I had then never passed so miserable a night; even that in which Smudge and his fellows murdered Captain Williams and seized the ship, being happiness in comparison. I loved Marble. Hardy, loose, in some respects, and unnurtured as he was in others, the man had been steadily my friend. He was a capital seaman; a sort of an instinctive navigator; true as the needle to the flag, and as brave as a lion. Then, I knew he was in his present strait on account of mortified feeling, and the rigid notions he entertained of his duty to his owners. I think I do myself no more than justice, when I say that I would gladly have exchanged places with him, any time that night.
We held a consultation on the quarter-deck, and it was determined that our only chance of picking up the boat, was by remaining as nearly as possible, at the place where her crew must have last seen the schooner. Marble had a right to expect this; and we did all that lay in our power to effect the object; waring often, and gaining on our tacks what we lost in coming round. In this manner we passed a painful and most uncomfortable night; the winds howling about us a sort of requiem for the dead, while we hardly knew when we were wallowing in the seas or not, there being so much water that came down from the clouds, as nearly to drown us on deck.

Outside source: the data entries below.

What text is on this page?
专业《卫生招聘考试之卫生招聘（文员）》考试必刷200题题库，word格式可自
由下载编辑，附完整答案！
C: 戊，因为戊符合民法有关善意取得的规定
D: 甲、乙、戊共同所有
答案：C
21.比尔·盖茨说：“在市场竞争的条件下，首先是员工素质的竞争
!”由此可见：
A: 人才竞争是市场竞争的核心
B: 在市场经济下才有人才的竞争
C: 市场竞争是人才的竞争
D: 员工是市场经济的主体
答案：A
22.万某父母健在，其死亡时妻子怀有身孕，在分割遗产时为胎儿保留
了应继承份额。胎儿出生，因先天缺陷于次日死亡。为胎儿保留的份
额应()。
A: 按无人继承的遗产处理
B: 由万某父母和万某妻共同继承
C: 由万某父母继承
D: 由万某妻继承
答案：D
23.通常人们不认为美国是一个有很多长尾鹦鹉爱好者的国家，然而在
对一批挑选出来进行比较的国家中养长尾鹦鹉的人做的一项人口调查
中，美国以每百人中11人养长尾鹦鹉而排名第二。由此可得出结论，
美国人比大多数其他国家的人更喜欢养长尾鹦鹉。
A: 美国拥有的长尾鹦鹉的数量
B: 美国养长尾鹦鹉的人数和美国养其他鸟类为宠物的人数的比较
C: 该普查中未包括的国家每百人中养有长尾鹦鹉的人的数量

At last the light returned, and soon after the tempest broke, appearing to have expended its fury. An hour after the sun had risen, we got the trade-wind again, the sea became regular once more, and the schooner was under all her canvass. Of course, every one of us officers was aloft, some forward, some aft, to look out for the boat; but we did not see her again. What was still more extraordinary, nothing could be seen of the ship! We kept all that day cruising around the place, expecting to find at least the boat; but without success.
My situation was now altogether novel to me. I had left home rather more than a twelvemonth before, the third officer of the Crisis. From this station, I had risen regularly to be her first officer; and now, by a dire catastrophe, I found myself in the Pacific, solely charged with the fortunes of my owners, and those of some forty human beings. And this, too, before I was quite twenty years old.